The EUR/USD pair renewed its vow and continues to slide at the Early Asian session on Wednesday, trading around yearly low levels of 1.1300 level. The pair expects that the European Central Bank (ECB) would stick to its dovish policy settings in the near term against the backdrop of a slowing economy.

The cross-currency pair is at its lowest since July last year. European Central Bank's ECB president Christine Lagarde said that tightening monetary policy to curb inflation could choke off the eurozone's recovery. She further iterated factors pushing prices higher would fade next year, increasing contrast from hawkish hints from other central banks.

Furthermore, Scotiabank expects "Widening Bunds-UST differentials remain a firm downward force on the euro. The spread between US and German debt in the 10-year space has risen to its largest since April as markets adjust for the Fed's tapering and eventual hikes."

The US T-bond yields remain strong ahead of Fed daily speak. Meanwhile, the greenback continued its strength forward, reaching fresh 2021 highs, further hitting the common currency. Both retail trade data and industrial activity in the US beat expectations signalling strength in the American economy, further pressuring the Federal Reserve to hike rates earlier.

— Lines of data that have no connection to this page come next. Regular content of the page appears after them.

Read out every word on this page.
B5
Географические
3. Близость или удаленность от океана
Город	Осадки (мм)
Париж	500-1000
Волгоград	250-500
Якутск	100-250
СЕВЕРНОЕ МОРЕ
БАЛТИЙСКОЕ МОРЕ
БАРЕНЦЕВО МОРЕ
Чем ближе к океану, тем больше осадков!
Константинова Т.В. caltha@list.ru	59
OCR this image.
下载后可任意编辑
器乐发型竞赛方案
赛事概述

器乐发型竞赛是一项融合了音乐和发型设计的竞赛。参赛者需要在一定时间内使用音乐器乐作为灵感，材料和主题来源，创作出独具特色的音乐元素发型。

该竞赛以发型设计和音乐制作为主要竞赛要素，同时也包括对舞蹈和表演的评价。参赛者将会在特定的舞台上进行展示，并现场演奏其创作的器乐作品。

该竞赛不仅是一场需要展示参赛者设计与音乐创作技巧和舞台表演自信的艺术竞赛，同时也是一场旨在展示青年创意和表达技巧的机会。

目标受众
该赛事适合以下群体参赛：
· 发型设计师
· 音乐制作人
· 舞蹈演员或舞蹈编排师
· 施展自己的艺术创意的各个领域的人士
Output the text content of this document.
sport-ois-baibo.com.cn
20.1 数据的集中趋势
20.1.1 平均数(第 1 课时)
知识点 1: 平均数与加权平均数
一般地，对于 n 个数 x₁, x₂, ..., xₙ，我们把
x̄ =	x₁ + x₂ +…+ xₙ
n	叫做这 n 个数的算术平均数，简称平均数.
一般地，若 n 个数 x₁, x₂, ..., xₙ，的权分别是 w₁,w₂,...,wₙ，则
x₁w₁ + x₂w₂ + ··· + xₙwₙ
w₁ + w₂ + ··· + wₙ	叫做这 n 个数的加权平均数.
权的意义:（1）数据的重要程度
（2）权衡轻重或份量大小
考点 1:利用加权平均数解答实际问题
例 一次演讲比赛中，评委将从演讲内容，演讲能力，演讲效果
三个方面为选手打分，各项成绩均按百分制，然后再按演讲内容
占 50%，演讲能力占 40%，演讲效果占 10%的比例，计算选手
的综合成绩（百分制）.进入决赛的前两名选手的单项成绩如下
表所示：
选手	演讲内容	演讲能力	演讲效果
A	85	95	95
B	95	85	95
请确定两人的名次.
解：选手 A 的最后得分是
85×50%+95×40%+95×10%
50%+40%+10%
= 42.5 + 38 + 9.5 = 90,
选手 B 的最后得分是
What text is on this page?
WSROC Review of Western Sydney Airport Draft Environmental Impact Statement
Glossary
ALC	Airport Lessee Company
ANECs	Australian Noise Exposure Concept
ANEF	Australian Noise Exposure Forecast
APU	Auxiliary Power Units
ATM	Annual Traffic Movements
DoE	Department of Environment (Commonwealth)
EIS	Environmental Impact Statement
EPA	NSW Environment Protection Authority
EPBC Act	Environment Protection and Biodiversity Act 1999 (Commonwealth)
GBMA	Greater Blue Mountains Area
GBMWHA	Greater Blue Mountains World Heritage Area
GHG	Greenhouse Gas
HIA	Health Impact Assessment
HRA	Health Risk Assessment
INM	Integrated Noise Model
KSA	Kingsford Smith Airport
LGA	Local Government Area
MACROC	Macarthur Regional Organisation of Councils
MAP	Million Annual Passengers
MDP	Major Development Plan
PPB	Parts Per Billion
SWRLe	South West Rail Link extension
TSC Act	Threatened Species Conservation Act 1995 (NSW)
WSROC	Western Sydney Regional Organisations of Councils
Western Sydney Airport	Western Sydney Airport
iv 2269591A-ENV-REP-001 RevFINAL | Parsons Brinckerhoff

The US dollar now has weakened investor appetite, leaving EUR/USD vulnerable to a much-needed catalyst to show direction. To further add pressure, US President Joe Biden formally signed a $1.0 trillion, bi-partisan infrastructure bill underpinning the dollar value.  

Looking ahead, investors will be eyeing for ECB Financial Stability Review, Consumer Price Index data release from Eurostat. ECB member Isabel Schnabel speech could provide some insight.